Not All Transistors are Equal
Another challenge to using transistor count or density as a metric is that it is ambiguous and potentially misleading. Typically, we think of transistors as the physical implementation of logical blocks and circuits. For computation, this could be anything as large as CPU core or floating-point unit to something as small as an inverter. For storage, this might be a cache, a register file, a content-addressable-memory (CAM), or an SRAM bit-cell. For analog or I/O, this could be a PLL or an off-chip transmitter or receiver. The transistors that physically implement these blocks are referred to as active transistors (which are distinct from schematic transistors). In reality though, not all transistors are created equal and modern chips are manufactured with many transistors that are not active. The transistors formed during the manufacturing process are descriptively known as layout transistors. The layout transistors include the active transistors, as discussed above, but also dummy transistors and transistors used as decoupling capacitors.

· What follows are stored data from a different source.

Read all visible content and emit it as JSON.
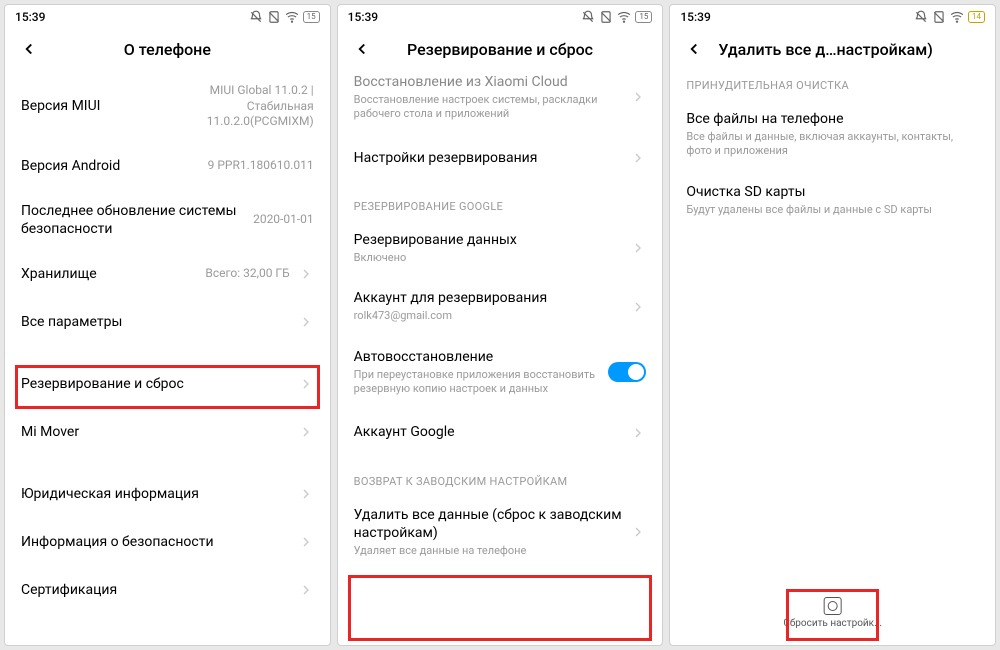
{
  "status": {
    "time": "15:39",
    "battery1": "15",
    "battery2": "15",
    "battery3": "14"
  },
  "screen1": {
    "title": "О телефоне",
    "rows": {
      "miui": {
        "label": "Версия MIUI",
        "value": "MIUI Global 11.0.2 | Стабильная 11.0.2.0(PCGMIXM)"
      },
      "android": {
        "label": "Версия Android",
        "value": "9 PPR1.180610.011"
      },
      "security": {
        "label": "Последнее обновление системы безопасности",
        "value": "2020-01-01"
      },
      "storage": {
        "label": "Хранилище",
        "value": "Всего: 32,00 ГБ"
      },
      "allparams": {
        "label": "Все параметры"
      },
      "backup": {
        "label": "Резервирование и сброс"
      },
      "mimover": {
        "label": "Mi Mover"
      },
      "legal": {
        "label": "Юридическая информация"
      },
      "secinfo": {
        "label": "Информация о безопасности"
      },
      "cert": {
        "label": "Сертификация"
      }
    }
  },
  "screen2": {
    "title": "Резервирование и сброс",
    "rows": {
      "xiaomi": {
        "label": "Восстановление из Xiaomi Cloud",
        "sub": "Восстановление настроек системы, раскладки рабочего стола и приложений"
      },
      "backupset": {
        "label": "Настройки резервирования"
      },
      "section_google": "РЕЗЕРВИРОВАНИЕ GOOGLE",
      "datacopy": {
        "label": "Резервирование данных",
        "sub": "Включено"
      },
      "account": {
        "label": "Аккаунт для резервирования",
        "sub": "rolk473@gmail.com"
      },
      "autorestore": {
        "label": "Автовосстановление",
        "sub": "При переустановке приложения восстановить резервную копию настроек и данных"
      },
      "googleacc": {
        "label": "Аккаунт Google"
      },
      "section_factory": "ВОЗВРАТ К ЗАВОДСКИМ НАСТРОЙКАМ",
      "deleteall": {
        "label": "Удалить все данные (сброс к заводским настройкам)",
        "sub": "Удаляет все данные на телефоне"
      }
    }
  },
  "screen3": {
    "title": "Удалить все д…настройкам)",
    "section_force": "ПРИНУДИТЕЛЬНАЯ ОЧИСТКА",
    "rows": {
      "allfiles": {
        "label": "Все файлы на телефоне",
        "sub": "Все файлы и данные, включая аккаунты, контакты, фото и приложения"
      },
      "sdcard": {
        "label": "Очистка SD карты",
        "sub": "Будут удалены все файлы и данные с SD карты"
      }
    },
    "button": "Сбросить настройк..."
  }
}
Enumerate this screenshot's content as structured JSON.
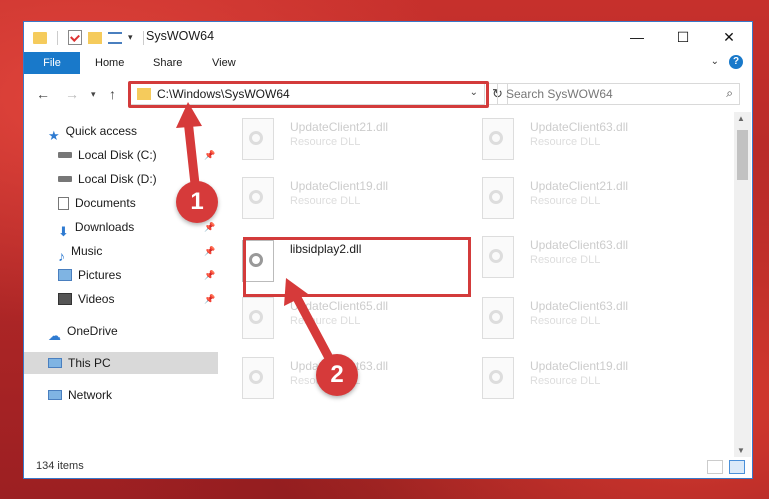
{
  "window": {
    "title": "SysWOW64"
  },
  "controls": {
    "minimize": "—",
    "maximize": "☐",
    "close": "✕"
  },
  "ribbon": {
    "tabs": [
      "File",
      "Home",
      "Share",
      "View"
    ]
  },
  "address": {
    "path": "C:\\Windows\\SysWOW64"
  },
  "search": {
    "placeholder": "Search SysWOW64"
  },
  "nav": {
    "quick_access": "Quick access",
    "items": [
      "Local Disk (C:)",
      "Local Disk (D:)",
      "Documents",
      "Downloads",
      "Music",
      "Pictures",
      "Videos"
    ],
    "onedrive": "OneDrive",
    "thispc": "This PC",
    "network": "Network"
  },
  "files": {
    "type": "Resource DLL",
    "names": [
      "UpdateClient21.dll",
      "UpdateClient63.dll",
      "UpdateClient19.dll",
      "UpdateClient21.dll",
      "UpdateClient63.dll",
      "UpdateClient65.dll",
      "UpdateClient63.dll",
      "UpdateClient63.dll",
      "UpdateClient19.dll"
    ],
    "highlighted": "libsidplay2.dll"
  },
  "status": {
    "count": "134 items"
  },
  "callouts": [
    "1",
    "2"
  ],
  "colors": {
    "accent": "#1979ca",
    "highlight": "#d33b3b",
    "folder": "#f5cb5c"
  }
}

Dummy transistors are inserted into a design to improve yield. For example, certain annealing and etching steps in the manufacturing process work best on a relatively uniform surface, and inserting extra transistors into empty areas improves the uniformity and therefore the yield. For many analog circuits, these extra transistors are necessary to achieve the desired performance. As another example, modern FinFET performance varies based on the stress on the transistor, which is a function of the other nearby transistors. Achieving the right performance may require placing transistors nearby to obtain the right stress.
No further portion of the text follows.